Background The past decade has seen the introduction of many biological DMARDs (bDMARDs) for treating RA, but there is only limited evidence from comparative studies to guide the choice of therapy for specific patients. Whilst a TNF inhibitor (TNFi) is typically used as the first bDMARD, many patients will switch from this initial therapy. The choice of the next bDMARD is, however, largely a matter of patient and physician preference. Perceived or established differences between available bDMARDs may lead to non-random allocation of treatment, a quantification of which is essential for a correct assessment of comparative effectiveness and safety in observational studies.

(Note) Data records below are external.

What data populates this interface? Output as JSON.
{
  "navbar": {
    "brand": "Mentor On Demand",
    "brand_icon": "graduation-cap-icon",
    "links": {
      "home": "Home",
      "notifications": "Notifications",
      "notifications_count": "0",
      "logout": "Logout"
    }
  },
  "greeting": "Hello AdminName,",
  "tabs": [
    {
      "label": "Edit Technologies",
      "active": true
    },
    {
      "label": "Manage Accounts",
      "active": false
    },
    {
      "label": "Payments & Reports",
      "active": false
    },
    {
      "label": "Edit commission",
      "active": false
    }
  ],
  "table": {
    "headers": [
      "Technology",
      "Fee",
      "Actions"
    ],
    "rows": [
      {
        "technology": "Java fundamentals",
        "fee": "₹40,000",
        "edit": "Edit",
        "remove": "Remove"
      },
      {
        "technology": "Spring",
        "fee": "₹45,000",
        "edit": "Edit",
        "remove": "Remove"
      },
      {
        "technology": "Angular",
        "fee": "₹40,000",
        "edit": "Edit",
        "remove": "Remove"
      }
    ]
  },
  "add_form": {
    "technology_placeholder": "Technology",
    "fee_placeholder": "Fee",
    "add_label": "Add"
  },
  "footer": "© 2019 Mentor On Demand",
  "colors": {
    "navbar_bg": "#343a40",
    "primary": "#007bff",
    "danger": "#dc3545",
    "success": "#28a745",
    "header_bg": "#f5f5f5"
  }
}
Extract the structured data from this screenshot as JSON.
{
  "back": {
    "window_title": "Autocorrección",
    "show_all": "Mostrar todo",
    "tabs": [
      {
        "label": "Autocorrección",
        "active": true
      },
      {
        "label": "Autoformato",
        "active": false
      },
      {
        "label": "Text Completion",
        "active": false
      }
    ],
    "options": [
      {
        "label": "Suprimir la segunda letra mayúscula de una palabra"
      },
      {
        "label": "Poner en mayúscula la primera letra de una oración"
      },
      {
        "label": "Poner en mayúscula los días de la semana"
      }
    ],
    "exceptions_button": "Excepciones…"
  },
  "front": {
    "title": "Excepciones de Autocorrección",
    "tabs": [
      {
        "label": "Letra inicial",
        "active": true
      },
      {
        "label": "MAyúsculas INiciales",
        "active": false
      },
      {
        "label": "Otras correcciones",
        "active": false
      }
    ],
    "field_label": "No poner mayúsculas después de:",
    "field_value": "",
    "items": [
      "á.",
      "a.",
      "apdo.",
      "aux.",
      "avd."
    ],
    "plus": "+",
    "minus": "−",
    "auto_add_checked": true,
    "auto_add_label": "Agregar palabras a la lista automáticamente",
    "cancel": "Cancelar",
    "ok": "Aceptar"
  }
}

Objectives To describe baseline patient characteristics at initiation of different bDMARDs after a switch from a TNFi as first bDMARD

Methods Patients with RA who initiated a second bDMARD in 2010–2012 within one year of discontinuing initial TNFi treatment were identified using the Swedish Rheumatology register (SRQ). Data on disease history, defined as ever diagnosed with relevant co-morbidities, were retrieved by linking to the nationwide and virtually complete Swedish Patient Register.

Results The most common bDMARDs after initial TNFi therapy were rituximab and etancercept; the least common was infliximab. Across drugs, there were only modest differences in demographics and RA characteristics, and moderate differences in disease history. Those initiating a second TNFi were slightly younger, less often RF+, and had slightly lower DAS28 than those initiating a non-TNFi bDMARD. Initiators of rituximab had longest disease duration, highest proportion RF+ and with history of malignancy or COPD, while etanercept-initiators had the lowest proportion with history of malignancy. Those initiating a second TNFi had more often switched due to adverse events, though lack of effect was the most common reason for all drugs.

Conclusions We observed some evidence for channeling regarding disease history, both by class and by drug within class. These differences were small compared to previously reported channeling to non-TNFi as first bDMARD, but should still be taken into account in observational studies of comparative effectiveness and safety of different biological therapies.